Na lista dos maiores doadores estão as grandes empreiteiras do País, que têm outras fontes de recursos públicos e interesses em diversas áreas do governo, não apenas no setor do petróleo.
Isso explica o fato de, em alguns casos, as doações eleitorais serem superiores aos valores dos contratos firmados com a Petrobrás.
Contratos de serviços são "caixa-preta"
A Petrobrás omite dados dos contratos que assina sem licitação. Documentos obtidos pelo Estado apontam que a estatal fechou pelo menos R$ 19,3 bilhões sem processo licitatório no primeiro biênio do governo Dilma Rousseff, a maior parte ligada a serviços.

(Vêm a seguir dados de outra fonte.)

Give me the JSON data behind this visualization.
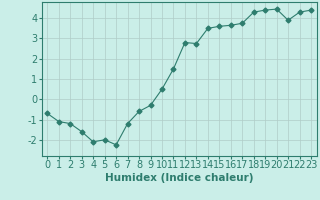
{
  "x": [
    0,
    1,
    2,
    3,
    4,
    5,
    6,
    7,
    8,
    9,
    10,
    11,
    12,
    13,
    14,
    15,
    16,
    17,
    18,
    19,
    20,
    21,
    22,
    23
  ],
  "y": [
    -0.7,
    -1.1,
    -1.2,
    -1.6,
    -2.1,
    -2.0,
    -2.25,
    -1.2,
    -0.6,
    -0.3,
    0.5,
    1.5,
    2.8,
    2.75,
    3.5,
    3.6,
    3.65,
    3.75,
    4.3,
    4.4,
    4.45,
    3.9,
    4.3,
    4.4
  ],
  "line_color": "#2e7d6e",
  "marker": "D",
  "marker_size": 2.5,
  "bg_color": "#caeee8",
  "grid_color": "#b0ccc8",
  "axis_color": "#2e7d6e",
  "xlabel": "Humidex (Indice chaleur)",
  "xlabel_fontsize": 7.5,
  "tick_fontsize": 7,
  "xlim": [
    -0.5,
    23.5
  ],
  "ylim": [
    -2.8,
    4.8
  ],
  "yticks": [
    -2,
    -1,
    0,
    1,
    2,
    3,
    4
  ],
  "xticks": [
    0,
    1,
    2,
    3,
    4,
    5,
    6,
    7,
    8,
    9,
    10,
    11,
    12,
    13,
    14,
    15,
    16,
    17,
    18,
    19,
    20,
    21,
    22,
    23
  ]
}
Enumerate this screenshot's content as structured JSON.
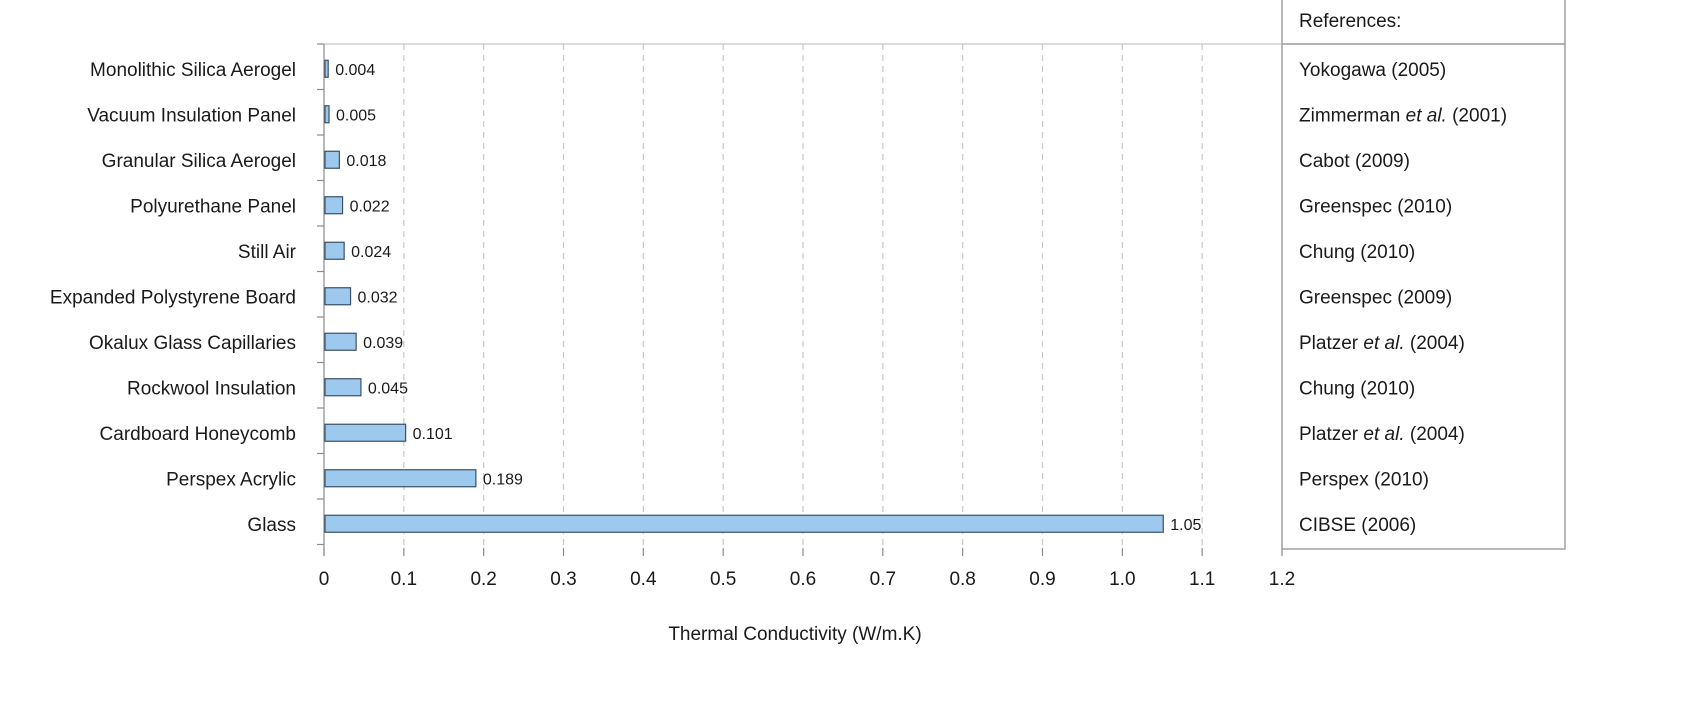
{
  "chart_data": {
    "type": "bar",
    "orientation": "horizontal",
    "title": "",
    "xlabel": "Thermal Conductivity (W/m.K)",
    "ylabel": "",
    "xlim": [
      0,
      1.2
    ],
    "x_ticks": [
      "0",
      "0.1",
      "0.2",
      "0.3",
      "0.4",
      "0.5",
      "0.6",
      "0.7",
      "0.8",
      "0.9",
      "1.0",
      "1.1",
      "1.2"
    ],
    "grid": "vertical dashed",
    "bar_color": "#9ec9ee",
    "bar_edge_color": "#3a5166",
    "categories": [
      "Monolithic Silica Aerogel",
      "Vacuum Insulation Panel",
      "Granular Silica Aerogel",
      "Polyurethane Panel",
      "Still Air",
      "Expanded Polystyrene Board",
      "Okalux Glass Capillaries",
      "Rockwool Insulation",
      "Cardboard Honeycomb",
      "Perspex Acrylic",
      "Glass"
    ],
    "values": [
      0.004,
      0.005,
      0.018,
      0.022,
      0.024,
      0.032,
      0.039,
      0.045,
      0.101,
      0.189,
      1.05
    ],
    "data_labels": [
      "0.004",
      "0.005",
      "0.018",
      "0.022",
      "0.024",
      "0.032",
      "0.039",
      "0.045",
      "0.101",
      "0.189",
      "1.05"
    ]
  },
  "references": {
    "header": "References:",
    "items": [
      [
        "Yokogawa (2005)"
      ],
      [
        "Zimmerman ",
        {
          "i": "et al."
        },
        " (2001)"
      ],
      [
        "Cabot (2009)"
      ],
      [
        "Greenspec (2010)"
      ],
      [
        "Chung (2010)"
      ],
      [
        "Greenspec (2009)"
      ],
      [
        "Platzer ",
        {
          "i": "et al."
        },
        " (2004)"
      ],
      [
        "Chung (2010)"
      ],
      [
        "Platzer ",
        {
          "i": "et al."
        },
        " (2004)"
      ],
      [
        "Perspex (2010)"
      ],
      [
        "CIBSE (2006)"
      ]
    ]
  }
}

Escorada em um decreto presidencial de 1998, do governo Fernando Henrique Cardoso, a Petrobrás tem prerrogativa de contratar à margem da Lei de Licitações uma gama variada de serviços, que abrange de construção a manutenção de prédios, aluguel de equipamentos, como helicópteros, vigilância, gastos com advogados e patrocínios culturais.
Supremo
A petroleira se respalda, ainda, em decisões do Supremo Tribunal Federal, que a autorizam a ficar "de fora" das compras tradicionais impostas aos órgãos públicos.
A justificativa é que para uma empresa desse setor é preciso agilidade no desenvolvimento das atividades operacionais com economia.
Com base no decreto-lei 2.745/98, a Petrobrás dispensou a licitação em contratos que somam R$ 12,5 bilhões.
Outra forma de não aplicar a Lei 8.666/93, é usar a prerrogativa de considerar inexigível o processo licitatório.
Tendo como respaldo esse argumento, foram fechados contratos de mais de R$ 6,8 bilhões.
Ao todo, em um ano, a Petrobrás assinou mais de 6.500 contratos de serviços.
Regras
Segundo a empresa, entre os casos previstos na legislação em que a licitação é dispensada ou mesmo inexigível está a inviabilidade de competição, em negócios, por exemplo, em que o fornecedor é detentor de patente ou direito autoral.
Primeiro, a empresa afirmou, em nota ao Estado, que não divulga informações sobre contratos. Em seguida, esclareceu que, embora existam exceções, "a licitação é a regra para toda e qualquer contratação de obras, fornecimento de bens ou serviços para a Petrobrás".
Os argumentos que permitiram à estatal usar de um "procedimento licitatório simplificado" foram acolhidos pelo STF, que liberou a companhia da necessidade de seguir todas as exigências comuns à máquina pública em situações em que a competição não for possível ou quando houver desvantagem econômica para a petroleira.
A autorização, via decreto-lei, foi dada depois que a União deixou de ter o monopólio na cessão ou concessão de jazidas de petróleo ou gás natural, em 1995.
Acima
A contratação na modalidade convite, prevista na Lei de Licitações, é a mais usada pela Petrobrás. Mas mesmo nesse caso, a empresa sai do script da Lei de Licitações, oferecendo aos concorrentes contratos muito acima do valor permitido.
Nesse período dos dados aos quais o Estado teve acesso, esse tipo de contratação, pela qual no mínimo três interessados apresentam as propostas, foi responsável por negócios da ordem de R$ 39 bilhões, 62% do total contratado pela empresa entre julho de 2011 e o mesmo mês de 2013.
No entanto, a Lei de Licitações estabelece limites para esse tipo de modalidade. Para obras e serviços de engenharia, o valor estimado para a contratação não pode ultrapassar R$ 150 mil; a Petrobrás, no entanto, celebrou inúmeros negócios com valores vinte vezes superiores a esse teto.